The pass criterion for the thermal shock test of the optical module should be between -0.5 and 0.5 광 when 500 thermal shock tests are performed on 11 samples. Referring to the graph, it can be seen that all 11 samples are between -0.5 and 0.5 Hz even after 500 runs.

As described above, the optical axis alignment and adjustment is made by using a manual optical axis alignment method in which a groove is formed on the submount to mount the lens system at a predetermined position, the optical axis is aligned with the groove, and then epoxy is applied by bonding. This is easy and has the advantage of reducing cost and process delay time.

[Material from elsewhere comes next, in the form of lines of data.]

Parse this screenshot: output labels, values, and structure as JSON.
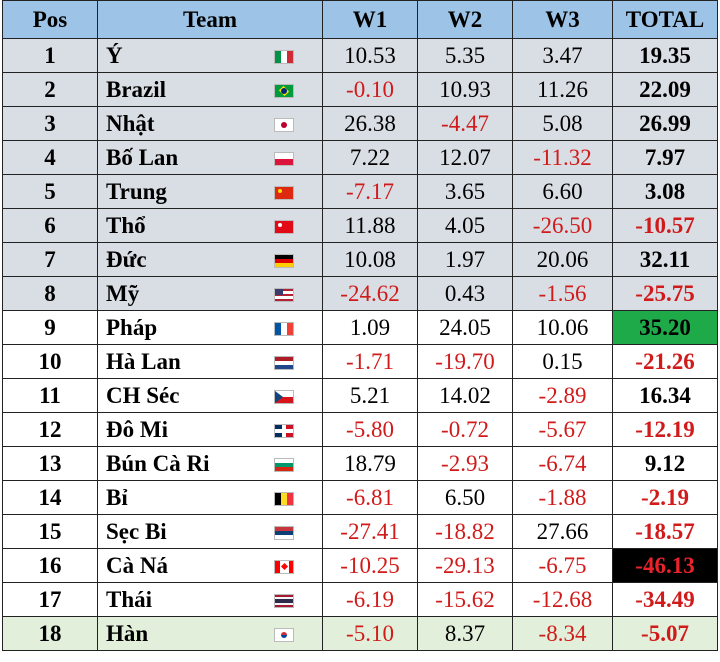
{
  "headers": {
    "pos": "Pos",
    "team": "Team",
    "w1": "W1",
    "w2": "W2",
    "w3": "W3",
    "total": "TOTAL"
  },
  "colors": {
    "header_bg": "#9dc3e6",
    "grey_row": "#d9dde4",
    "green_row": "#e2efda",
    "negative_text": "#d11a1a",
    "highlight_max": "#1faa4a",
    "highlight_min": "#000000"
  },
  "rows": [
    {
      "pos": "1",
      "team": "Ý",
      "flag": "italy-flag",
      "w1": "10.53",
      "w2": "5.35",
      "w3": "3.47",
      "total": "19.35"
    },
    {
      "pos": "2",
      "team": "Brazil",
      "flag": "brazil-flag",
      "w1": "-0.10",
      "w2": "10.93",
      "w3": "11.26",
      "total": "22.09"
    },
    {
      "pos": "3",
      "team": "Nhật",
      "flag": "japan-flag",
      "w1": "26.38",
      "w2": "-4.47",
      "w3": "5.08",
      "total": "26.99"
    },
    {
      "pos": "4",
      "team": "Bố Lan",
      "flag": "poland-flag",
      "w1": "7.22",
      "w2": "12.07",
      "w3": "-11.32",
      "total": "7.97"
    },
    {
      "pos": "5",
      "team": "Trung",
      "flag": "china-flag",
      "w1": "-7.17",
      "w2": "3.65",
      "w3": "6.60",
      "total": "3.08"
    },
    {
      "pos": "6",
      "team": "Thổ",
      "flag": "turkey-flag",
      "w1": "11.88",
      "w2": "4.05",
      "w3": "-26.50",
      "total": "-10.57"
    },
    {
      "pos": "7",
      "team": "Đức",
      "flag": "germany-flag",
      "w1": "10.08",
      "w2": "1.97",
      "w3": "20.06",
      "total": "32.11"
    },
    {
      "pos": "8",
      "team": "Mỹ",
      "flag": "usa-flag",
      "w1": "-24.62",
      "w2": "0.43",
      "w3": "-1.56",
      "total": "-25.75"
    },
    {
      "pos": "9",
      "team": "Pháp",
      "flag": "france-flag",
      "w1": "1.09",
      "w2": "24.05",
      "w3": "10.06",
      "total": "35.20"
    },
    {
      "pos": "10",
      "team": "Hà Lan",
      "flag": "netherlands-flag",
      "w1": "-1.71",
      "w2": "-19.70",
      "w3": "0.15",
      "total": "-21.26"
    },
    {
      "pos": "11",
      "team": "CH Séc",
      "flag": "czech-flag",
      "w1": "5.21",
      "w2": "14.02",
      "w3": "-2.89",
      "total": "16.34"
    },
    {
      "pos": "12",
      "team": "Đô Mi",
      "flag": "dominican-flag",
      "w1": "-5.80",
      "w2": "-0.72",
      "w3": "-5.67",
      "total": "-12.19"
    },
    {
      "pos": "13",
      "team": "Bún Cà Ri",
      "flag": "bulgaria-flag",
      "w1": "18.79",
      "w2": "-2.93",
      "w3": "-6.74",
      "total": "9.12"
    },
    {
      "pos": "14",
      "team": "Bỉ",
      "flag": "belgium-flag",
      "w1": "-6.81",
      "w2": "6.50",
      "w3": "-1.88",
      "total": "-2.19"
    },
    {
      "pos": "15",
      "team": "Sẹc Bi",
      "flag": "serbia-flag",
      "w1": "-27.41",
      "w2": "-18.82",
      "w3": "27.66",
      "total": "-18.57"
    },
    {
      "pos": "16",
      "team": "Cà Ná",
      "flag": "canada-flag",
      "w1": "-10.25",
      "w2": "-29.13",
      "w3": "-6.75",
      "total": "-46.13"
    },
    {
      "pos": "17",
      "team": "Thái",
      "flag": "thailand-flag",
      "w1": "-6.19",
      "w2": "-15.62",
      "w3": "-12.68",
      "total": "-34.49"
    },
    {
      "pos": "18",
      "team": "Hàn",
      "flag": "korea-flag",
      "w1": "-5.10",
      "w2": "8.37",
      "w3": "-8.34",
      "total": "-5.07"
    }
  ]
}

In addition, it can be seen that by using the home lead, the optical axis alignment of the optical module is more stable, and the reliability of the product according to the environmental change is improved.

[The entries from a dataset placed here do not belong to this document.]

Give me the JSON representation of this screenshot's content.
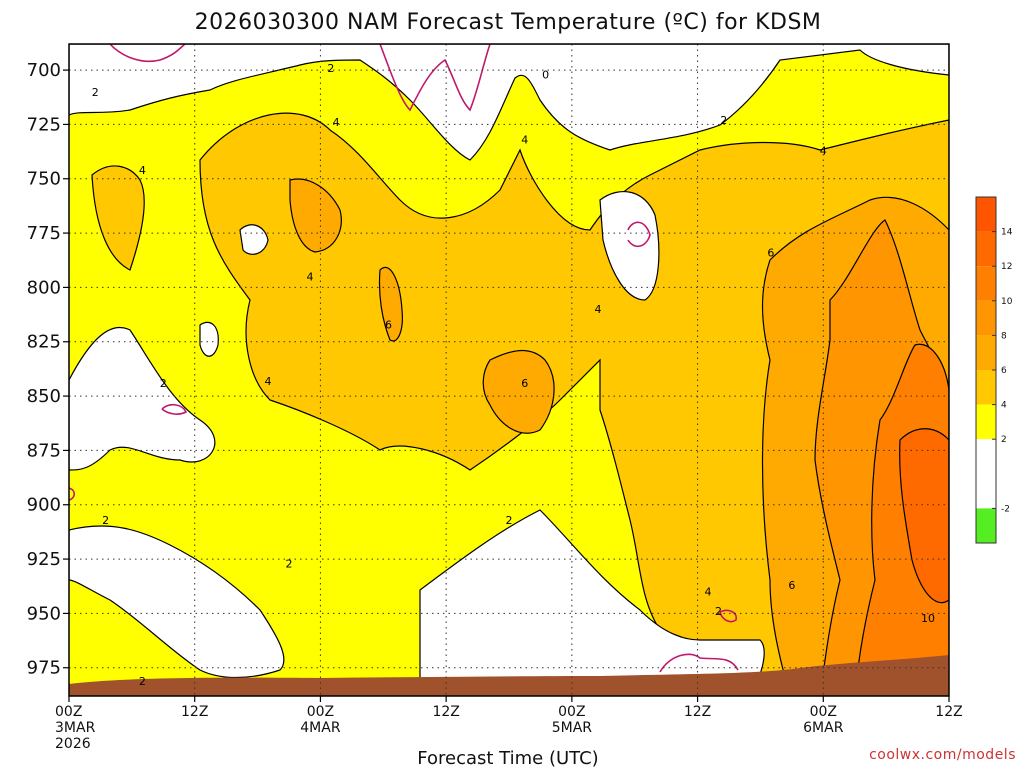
{
  "chart_data": {
    "type": "time-height contour",
    "title": "2026030300 NAM Forecast Temperature (ºC) for KDSM",
    "xlabel": "Forecast Time (UTC)",
    "credit": "coolwx.com/models",
    "y_axis": {
      "ticks": [
        "700",
        "725",
        "750",
        "775",
        "800",
        "825",
        "850",
        "875",
        "900",
        "925",
        "950",
        "975"
      ],
      "ylim": [
        988,
        688
      ],
      "inverted": true
    },
    "x_axis": {
      "ticks": [
        {
          "hour": 0,
          "lines": [
            "00Z",
            "3MAR",
            "2026"
          ]
        },
        {
          "hour": 12,
          "lines": [
            "12Z"
          ]
        },
        {
          "hour": 24,
          "lines": [
            "00Z",
            "4MAR"
          ]
        },
        {
          "hour": 36,
          "lines": [
            "12Z"
          ]
        },
        {
          "hour": 48,
          "lines": [
            "00Z",
            "5MAR"
          ]
        },
        {
          "hour": 60,
          "lines": [
            "12Z"
          ]
        },
        {
          "hour": 72,
          "lines": [
            "00Z",
            "6MAR"
          ]
        },
        {
          "hour": 84,
          "lines": [
            "12Z"
          ]
        }
      ],
      "xlim": [
        0,
        84
      ]
    },
    "grid": "dotted",
    "colorbar": {
      "placement": "right",
      "ticks": [
        "14",
        "12",
        "10",
        "8",
        "6",
        "4",
        "2",
        "-2"
      ],
      "colors": [
        "#ff5500",
        "#ff6a00",
        "#ff8000",
        "#ff9500",
        "#ffaa00",
        "#ffc800",
        "#ffff00",
        "#ffffff",
        "#55ee22"
      ],
      "bounds": [
        16,
        14,
        12,
        10,
        8,
        6,
        4,
        2,
        -2,
        -4
      ]
    },
    "fill_colors": {
      "below_0": "#ffffff",
      "from_0_to_2": "#ffffff",
      "from_2_to_4": "#ffff00",
      "from_4_to_6": "#ffc800",
      "from_6_to_8": "#ffaa00",
      "from_8_to_10": "#ff9500",
      "from_10_to_12": "#ff8000",
      "from_12_to_14": "#ff6a00",
      "terrain": "#a0522d",
      "zero_line": "#c0196b"
    },
    "contour_labels": [
      {
        "text": "2",
        "hour": 2.5,
        "p": 710
      },
      {
        "text": "2",
        "hour": 25,
        "p": 699
      },
      {
        "text": "0",
        "hour": 45.5,
        "p": 702
      },
      {
        "text": "4",
        "hour": 7,
        "p": 746
      },
      {
        "text": "4",
        "hour": 25.5,
        "p": 724
      },
      {
        "text": "4",
        "hour": 43.5,
        "p": 732
      },
      {
        "text": "2",
        "hour": 62.5,
        "p": 723
      },
      {
        "text": "4",
        "hour": 72,
        "p": 737
      },
      {
        "text": "6",
        "hour": 67,
        "p": 784
      },
      {
        "text": "4",
        "hour": 23,
        "p": 795
      },
      {
        "text": "6",
        "hour": 30.5,
        "p": 817
      },
      {
        "text": "4",
        "hour": 50.5,
        "p": 810
      },
      {
        "text": "4",
        "hour": 19,
        "p": 843
      },
      {
        "text": "6",
        "hour": 43.5,
        "p": 844
      },
      {
        "text": "2",
        "hour": 9,
        "p": 844
      },
      {
        "text": "2",
        "hour": 3.5,
        "p": 907
      },
      {
        "text": "2",
        "hour": 21,
        "p": 927
      },
      {
        "text": "2",
        "hour": 42,
        "p": 907
      },
      {
        "text": "4",
        "hour": 61,
        "p": 940
      },
      {
        "text": "6",
        "hour": 69,
        "p": 937
      },
      {
        "text": "2",
        "hour": 62,
        "p": 949
      },
      {
        "text": "10",
        "hour": 82,
        "p": 952
      },
      {
        "text": "2",
        "hour": 7,
        "p": 981
      }
    ]
  }
}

As described above, the optical axis alignment method of the optical module according to the present invention is easy to align the optical axis of the lens system, there is an advantage that the productivity is reduced due to cost reduction and assembly time. Furthermore, it can be seen that by using the home lead, the optical axis alignment of the optical module is more stably performed, and the reliability of the product according to the environmental change is improved.

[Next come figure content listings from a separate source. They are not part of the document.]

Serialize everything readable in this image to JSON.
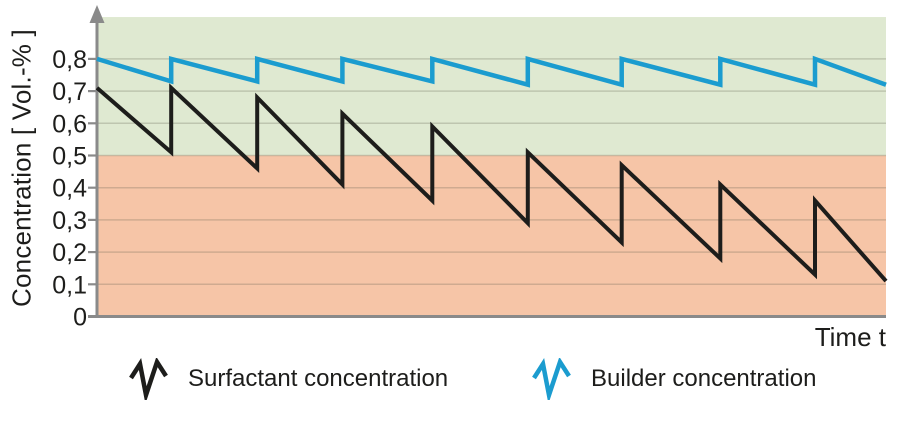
{
  "chart": {
    "y_axis_title": "Concentration [ Vol.-% ]",
    "x_axis_title": "Time t",
    "y_ticks": [
      "0",
      "0,1",
      "0,2",
      "0,3",
      "0,4",
      "0,5",
      "0,6",
      "0,7",
      "0,8"
    ]
  },
  "legend": {
    "items": [
      {
        "label": "Surfactant concentration",
        "color": "#1d1d1b"
      },
      {
        "label": "Builder concentration",
        "color": "#1b9ccf"
      }
    ]
  },
  "colors": {
    "zone_upper_green": "#dfe9d1",
    "zone_lower_orange": "#f6c5a7",
    "axis_gray": "#8a8a8a",
    "gridline": "rgba(90,90,75,0.25)",
    "surfactant_line": "#1d1d1b",
    "builder_line": "#1b9ccf",
    "text": "#1d1d1b"
  },
  "chart_data": {
    "type": "line",
    "title": "",
    "xlabel": "Time t",
    "ylabel": "Concentration [ Vol.-% ]",
    "ylim": [
      0,
      0.93
    ],
    "x_range": [
      0,
      100
    ],
    "y_tick_step": 0.1,
    "grid": true,
    "legend_position": "bottom",
    "background_zones": [
      {
        "from": 0.5,
        "to": 0.93,
        "color": "#dfe9d1"
      },
      {
        "from": 0.0,
        "to": 0.5,
        "color": "#f6c5a7"
      }
    ],
    "series": [
      {
        "name": "Surfactant concentration",
        "key": "surfactant-line",
        "color": "#1d1d1b",
        "stroke_width": 4,
        "shape": "sawtooth-decaying",
        "points": [
          [
            0,
            0.71
          ],
          [
            9.4,
            0.51
          ],
          [
            9.4,
            0.71
          ],
          [
            20.3,
            0.46
          ],
          [
            20.3,
            0.68
          ],
          [
            31.1,
            0.41
          ],
          [
            31.1,
            0.63
          ],
          [
            42.5,
            0.36
          ],
          [
            42.5,
            0.59
          ],
          [
            54.6,
            0.29
          ],
          [
            54.6,
            0.51
          ],
          [
            66.5,
            0.23
          ],
          [
            66.5,
            0.47
          ],
          [
            79.0,
            0.18
          ],
          [
            79.0,
            0.41
          ],
          [
            91.0,
            0.13
          ],
          [
            91.0,
            0.36
          ],
          [
            100,
            0.11
          ]
        ]
      },
      {
        "name": "Builder concentration",
        "key": "builder-line",
        "color": "#1b9ccf",
        "stroke_width": 4.5,
        "shape": "sawtooth-steady",
        "points": [
          [
            0,
            0.8
          ],
          [
            9.4,
            0.73
          ],
          [
            9.4,
            0.8
          ],
          [
            20.3,
            0.73
          ],
          [
            20.3,
            0.8
          ],
          [
            31.1,
            0.73
          ],
          [
            31.1,
            0.8
          ],
          [
            42.5,
            0.73
          ],
          [
            42.5,
            0.8
          ],
          [
            54.6,
            0.72
          ],
          [
            54.6,
            0.8
          ],
          [
            66.5,
            0.72
          ],
          [
            66.5,
            0.8
          ],
          [
            79.0,
            0.72
          ],
          [
            79.0,
            0.8
          ],
          [
            91.0,
            0.72
          ],
          [
            91.0,
            0.8
          ],
          [
            100,
            0.72
          ]
        ]
      }
    ]
  }
}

1 is a side view showing a side of an optical module by a conventional optical axis alignment method,

2 is a perspective view showing an optical module by a conventional optical axis alignment method;

3A to 3E are plan views of an optical module illustrating an optical axis alignment process according to the present invention;

Figure 4a is a side view showing the side of the optical module is coated with the adhesive shown in Figure 3d,

4B is a side view illustrating a side surface of the optical module covered with the groove lead shown in FIG. 3E;

5 is a front view showing the front of the optical module is covered with the groove lead shown in Figure 4b,

6 is a flow chart showing a manufacturing process of the optical module according to the present invention;

7 is a flowchart illustrating a fourth process of seating a groove-lead and a fifth process of hardening as a first embodiment of the present invention;

8 is a graph for explaining a thermal shock test of the optical module according to the present invention.

Claims (7)

delete delete delete delete In the optical axis alignment method of the optical module, Forming a groove on the submount for mounting the lens system at a position separated by a predetermined distance from the position at which the semiconductor laser is seated; A second step of fixing the semiconductor laser on the submount; A third step of fixing the lens system to the groove by applying an epoxy resin to the groove; And a fourth step of covering the lens system with a groove-shaped groove lead (Groove-Lid) having a lower opening, and fixing the groove lead to an upper surface of the submount. The method of claim 5, The epoxy resin may further include a fifth step of curing the epoxy resin by using a thermosetting epoxy resin and placing the sub-mount on a thermal plate and heating the substrate to a predetermined temperature. How to align the optical axis of the module. The method of claim 5, The epoxy resin further comprises a fifth step of curing the adhesive by using a thermosetting epoxy resin and placing the sub-mount in a thermal chamber and heating to a predetermined temperature. Optical axis alignment method.